1990年に4代目の社長に就任した川本信彦氏、後任社長の吉野浩行氏、技術担当の副社長だった入交昭一郎氏、長く販売トップだった元副社長の雨宮高一氏の4人はいずれも63年に入社した。宗一郎氏は91年に死去するが、90年代からこの4人が10年以上にわたってホンダの経営をリードした。社内では「花の38(サンパチ)組」と呼ばれる。4人は宗一郎氏の息子と同世代なので、ホンダの第2世代にあたる。吉野、入交両氏はともに東大工学部で航空工学を学んだ親友でもある。

東大工学部には1学年に1000人余りの学生が在籍するが、最難関の学科は今も昔も航空工学といわれる。卒業生は現在の宇宙航空研究開発機構(JAXA)など公的機関か、航空宇宙事業部門を抱える三菱重工業など大手重工メーカーに入社するのが定番だった。

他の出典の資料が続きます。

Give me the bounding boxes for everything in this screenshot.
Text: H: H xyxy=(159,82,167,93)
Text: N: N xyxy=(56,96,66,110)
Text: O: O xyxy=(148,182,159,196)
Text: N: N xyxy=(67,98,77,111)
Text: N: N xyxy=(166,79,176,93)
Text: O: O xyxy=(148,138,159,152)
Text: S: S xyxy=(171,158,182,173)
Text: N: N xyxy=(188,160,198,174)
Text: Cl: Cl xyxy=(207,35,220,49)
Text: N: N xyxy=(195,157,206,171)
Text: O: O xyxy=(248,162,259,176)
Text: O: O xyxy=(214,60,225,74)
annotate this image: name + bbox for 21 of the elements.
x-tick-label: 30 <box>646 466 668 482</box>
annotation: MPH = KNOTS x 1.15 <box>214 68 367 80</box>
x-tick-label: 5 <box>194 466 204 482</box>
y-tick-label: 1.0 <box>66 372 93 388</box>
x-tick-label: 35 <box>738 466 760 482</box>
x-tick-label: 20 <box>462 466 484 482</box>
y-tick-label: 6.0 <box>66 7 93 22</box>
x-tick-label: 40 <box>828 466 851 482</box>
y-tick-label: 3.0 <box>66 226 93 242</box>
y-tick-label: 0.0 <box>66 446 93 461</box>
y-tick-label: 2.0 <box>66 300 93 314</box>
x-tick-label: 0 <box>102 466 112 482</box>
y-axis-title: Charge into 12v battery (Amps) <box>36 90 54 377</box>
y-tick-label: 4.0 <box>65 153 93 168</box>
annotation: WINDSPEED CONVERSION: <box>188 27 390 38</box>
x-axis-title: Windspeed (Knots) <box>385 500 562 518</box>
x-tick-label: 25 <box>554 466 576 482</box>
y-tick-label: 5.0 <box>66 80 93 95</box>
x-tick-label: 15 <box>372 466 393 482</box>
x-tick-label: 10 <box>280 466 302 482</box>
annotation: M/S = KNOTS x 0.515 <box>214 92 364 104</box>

「本田さんに見事にだまされた」。かつて吉野氏は笑いながらこう語った。航空開発をやれると思って入社したが、そんな部署はどこにもない。38組だけではない。2009年に社長となった伊東孝紳氏も京都大学で航空工学を専攻。車体技術者となり、スポーツカー「NSX」開発などで頭角を現した。結局、飛行機野郎たちがホンダの新車開発をリードしてきたのだ。

ホンダ創業者 本田宗一郎氏

ホンダ創業者 本田宗一郎氏

ホンダジェットの開発はスムーズに進んだわけではない。「挑戦企業」とのイメージが強いホンダだが、極めて慎重な会社だ。販売部門幹部からは「トヨタ自動車も手を出さないのに、何でウチがそんなリスクの高い事業をやるのか」。「そもそもビジネスジェットのニーズは限定的。米国の富裕層ぐらいしかなく、採算の見込みがつかない」と何度もダメ出しされた。技術部門幹部からも燃費改善や安全性確保など様々な課題解決を求められた。航空機開発計画は何度も頓挫しかけたが、吉野氏らの後押しもあり、一歩一歩進んでいった。

藤野氏は「自らスケッチした」という独創的なデザインをベースに様々な改善を加え、経営陣の厳しい要求に応えた。1997年に正式にホンダジェットの開発が米国でスタートした。目指すのはホンダらしくあくまで小型機。米国の新車市場を開拓したのは燃費効率のいい小型車「シビック」だった。現在も米国のトップブランドだ。「空飛ぶシビック」をつくろうと開発・生産体制が整えられ、03年12月には初飛行を遂げた。